М а р ф а. Вы думаете, с чего я пью? Сорок годков мне, а с виду старуха. Жила я до войны на Орловщине, ничего жила. Правда, три раза в тюрьме сидела.
Э р н а. Орловщина? Что есть Орловщина, фрау Марфа?
М а р ф а. Орел, город есть такой. Так я недалеко, в слободе, жила. А сидела за спекуляцию, как это у них называется. А я просто торговала чем могла да как умела. Ну, правда, раз за самогон судили.
Э р н а. Что есть самогон?
М а р ф а. Шнапс личной фабрикации.
Э р н а. Значит, вы имели завод? Вроде нашего?
М а р ф а. Весь завод в чулане умещался. Одна и работала. Муж меня бросил, с другой сошелся.

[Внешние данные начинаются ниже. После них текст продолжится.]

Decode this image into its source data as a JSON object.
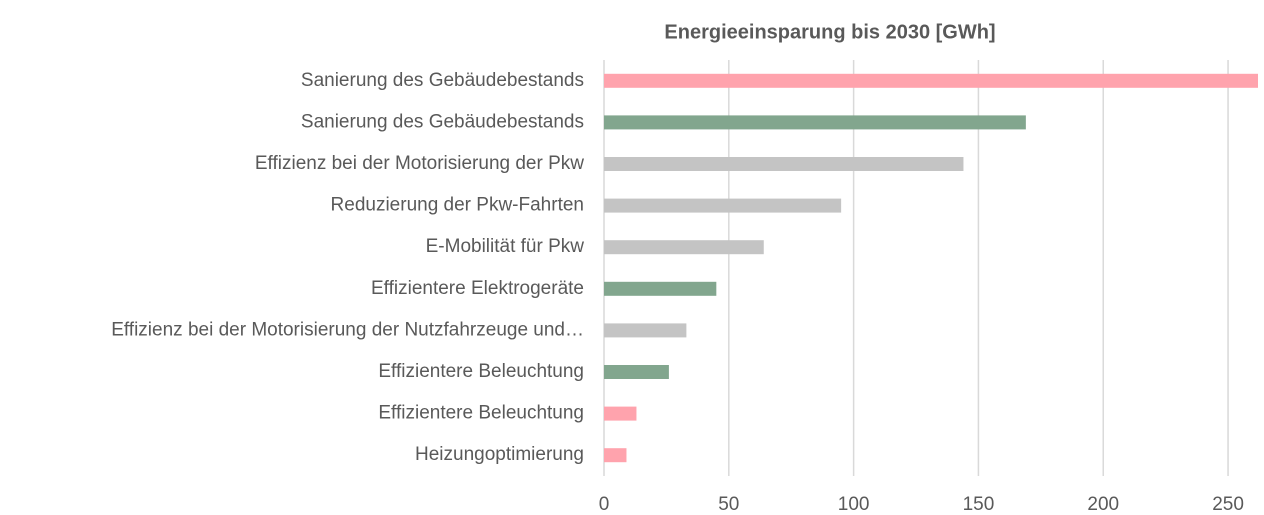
{
  "chart_data": {
    "type": "barh",
    "title": "Energieeinsparung bis 2030 [GWh]",
    "categories": [
      "Sanierung des Gebäudebestands",
      "Sanierung des Gebäudebestands",
      "Effizienz bei der Motorisierung der Pkw",
      "Reduzierung der Pkw-Fahrten",
      "E-Mobilität für Pkw",
      "Effizientere Elektrogeräte",
      "Effizienz bei der Motorisierung der Nutzfahrzeuge und…",
      "Effizientere Beleuchtung",
      "Effizientere Beleuchtung",
      "Heizungoptimierung"
    ],
    "values": [
      262,
      169,
      144,
      95,
      64,
      45,
      33,
      26,
      13,
      9
    ],
    "colors": [
      "#ffa3ad",
      "#82a68e",
      "#c4c4c4",
      "#c4c4c4",
      "#c4c4c4",
      "#82a68e",
      "#c4c4c4",
      "#82a68e",
      "#ffa3ad",
      "#ffa3ad"
    ],
    "xlim": [
      0,
      262
    ],
    "xticks": [
      0,
      50,
      100,
      150,
      200,
      250
    ],
    "grid": true
  }
}
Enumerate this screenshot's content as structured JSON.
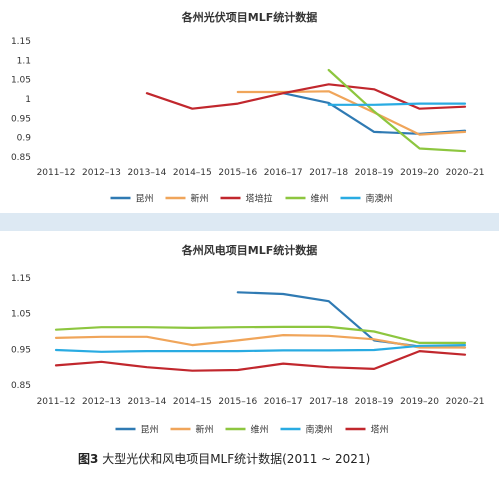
{
  "caption": {
    "label": "图3",
    "text": "大型光伏和风电项目MLF统计数据(2011 ~ 2021)"
  },
  "chart_data": [
    {
      "type": "line",
      "title": "各州光伏项目MLF统计数据",
      "categories": [
        "2011–12",
        "2012–13",
        "2013–14",
        "2014–15",
        "2015–16",
        "2016–17",
        "2017–18",
        "2018–19",
        "2019–20",
        "2020–21"
      ],
      "ylim": [
        0.85,
        1.15
      ],
      "yticks": [
        "0.85",
        "0.9",
        "0.95",
        "1",
        "1.05",
        "1.1",
        "1.15"
      ],
      "grid": false,
      "legend": "bottom",
      "series": [
        {
          "name": "昆州",
          "color": "#2f7ab3",
          "values": [
            null,
            null,
            null,
            null,
            null,
            1.015,
            0.99,
            0.915,
            0.91,
            0.918
          ]
        },
        {
          "name": "新州",
          "color": "#f0a55a",
          "values": [
            null,
            null,
            null,
            null,
            1.018,
            1.018,
            1.02,
            0.965,
            0.908,
            0.915
          ]
        },
        {
          "name": "塔培拉",
          "color": "#c1272d",
          "values": [
            null,
            null,
            1.015,
            0.975,
            0.988,
            1.015,
            1.038,
            1.025,
            0.975,
            0.98
          ]
        },
        {
          "name": "维州",
          "color": "#8dc63f",
          "values": [
            null,
            null,
            null,
            null,
            null,
            null,
            1.075,
            0.968,
            0.872,
            0.865
          ]
        },
        {
          "name": "南澳州",
          "color": "#29abe2",
          "values": [
            null,
            null,
            null,
            null,
            null,
            null,
            0.985,
            0.985,
            0.988,
            0.988
          ]
        }
      ]
    },
    {
      "type": "line",
      "title": "各州风电项目MLF统计数据",
      "categories": [
        "2011–12",
        "2012–13",
        "2013–14",
        "2014–15",
        "2015–16",
        "2016–17",
        "2017–18",
        "2018–19",
        "2019–20",
        "2020–21"
      ],
      "ylim": [
        0.85,
        1.15
      ],
      "yticks": [
        "0.85",
        "0.95",
        "1.05",
        "1.15"
      ],
      "grid": false,
      "legend": "bottom",
      "series": [
        {
          "name": "昆州",
          "color": "#2f7ab3",
          "values": [
            null,
            null,
            null,
            null,
            1.11,
            1.105,
            1.085,
            0.975,
            0.958,
            0.955
          ]
        },
        {
          "name": "新州",
          "color": "#f0a55a",
          "values": [
            0.982,
            0.985,
            0.985,
            0.962,
            0.975,
            0.99,
            0.988,
            0.978,
            0.955,
            0.955
          ]
        },
        {
          "name": "维州",
          "color": "#8dc63f",
          "values": [
            1.005,
            1.012,
            1.012,
            1.01,
            1.012,
            1.013,
            1.013,
            1.0,
            0.968,
            0.968
          ]
        },
        {
          "name": "南澳州",
          "color": "#29abe2",
          "values": [
            0.948,
            0.943,
            0.945,
            0.945,
            0.945,
            0.947,
            0.947,
            0.948,
            0.96,
            0.962
          ]
        },
        {
          "name": "塔州",
          "color": "#c1272d",
          "values": [
            0.905,
            0.915,
            0.9,
            0.89,
            0.892,
            0.91,
            0.9,
            0.895,
            0.945,
            0.935
          ]
        }
      ]
    }
  ]
}
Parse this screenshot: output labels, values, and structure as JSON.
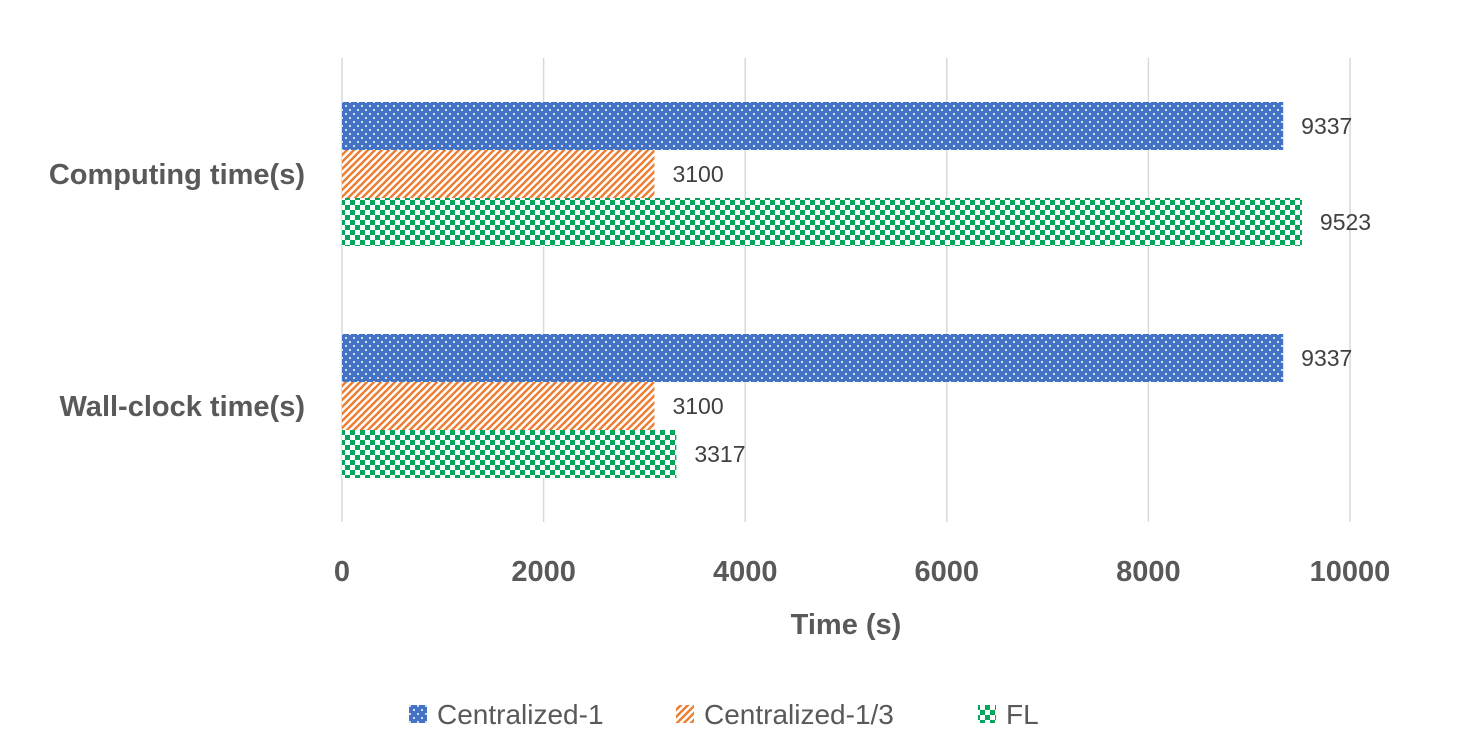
{
  "chart_data": {
    "type": "bar",
    "orientation": "horizontal",
    "categories": [
      "Computing time(s)",
      "Wall-clock time(s)"
    ],
    "series": [
      {
        "name": "Centralized-1",
        "values": [
          9337,
          9337
        ],
        "color": "#4472C4",
        "pattern": "dots"
      },
      {
        "name": "Centralized-1/3",
        "values": [
          3100,
          3100
        ],
        "color": "#ED7D31",
        "pattern": "diagonal-stripes"
      },
      {
        "name": "FL",
        "values": [
          9523,
          3317
        ],
        "color": "#00A65A",
        "pattern": "checkerboard"
      }
    ],
    "xlabel": "Time (s)",
    "xlim": [
      0,
      10000
    ],
    "xticks": [
      "0",
      "2000",
      "4000",
      "6000",
      "8000",
      "10000"
    ],
    "grid": true,
    "legend_position": "bottom",
    "data_labels": true
  }
}
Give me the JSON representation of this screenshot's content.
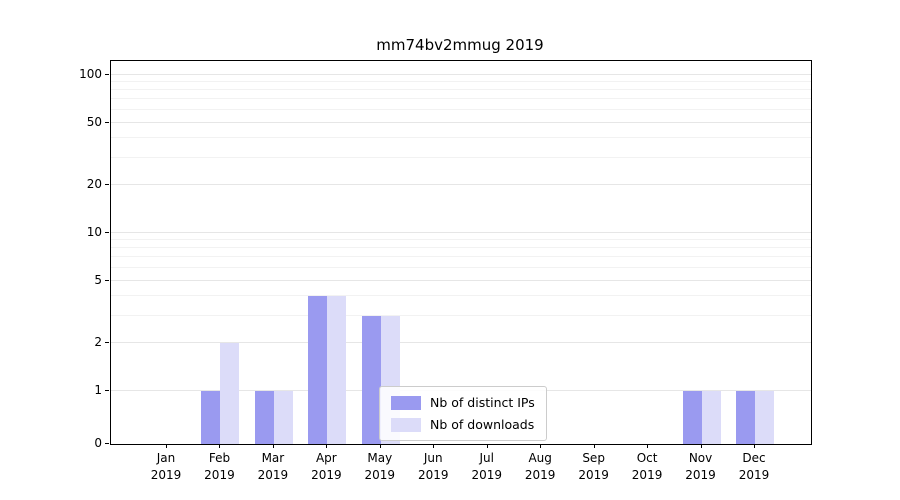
{
  "chart_data": {
    "type": "bar",
    "title": "mm74bv2mmug 2019",
    "categories": [
      "Jan",
      "Feb",
      "Mar",
      "Apr",
      "May",
      "Jun",
      "Jul",
      "Aug",
      "Sep",
      "Oct",
      "Nov",
      "Dec"
    ],
    "year": "2019",
    "series": [
      {
        "name": "Nb of distinct IPs",
        "color": "#9a9af0",
        "values": [
          0,
          1,
          1,
          4,
          3,
          0,
          0,
          0,
          0,
          0,
          1,
          1
        ]
      },
      {
        "name": "Nb of downloads",
        "color": "#dcdcf9",
        "values": [
          0,
          2,
          1,
          4,
          3,
          0,
          0,
          0,
          0,
          0,
          1,
          1
        ]
      }
    ],
    "yscale": "symlog",
    "yticks": [
      0,
      1,
      2,
      5,
      10,
      20,
      50,
      100
    ],
    "yticks_minor": [
      3,
      4,
      6,
      7,
      8,
      9,
      30,
      40,
      60,
      70,
      80,
      90
    ],
    "ylim": [
      0,
      100
    ],
    "grid": {
      "axis": "y",
      "major_color": "#e6e6e6",
      "minor_color": "#f2f2f2"
    },
    "legend": {
      "position": "lower-center",
      "border_color": "#cccccc",
      "background": "#ffffff"
    }
  }
}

Осталась я с девочкой, души в ней не чаяла. И теперь жить без нее не могу! (Всхлипывает.) А как ваши пришли, то я в тюрьме сидела. Ну, меня и взяли надзирательницей.
Э р н а. Где?
М а р ф а. В Орловской тюрьме. В женском корпусе. Народу там сидело! — куча! И коммунистки, и партизанки, и невесть кто… А майор Шмельц из гестапо меня уважал. Да… Нагляделась я тогда, не приведи вам господь такое увидеть! А назад ходу нету. Майор этот шутить не любил, ох, не любил! Вроде нашей фрау Ирмы, чтоб ей ни дна ни покрышки!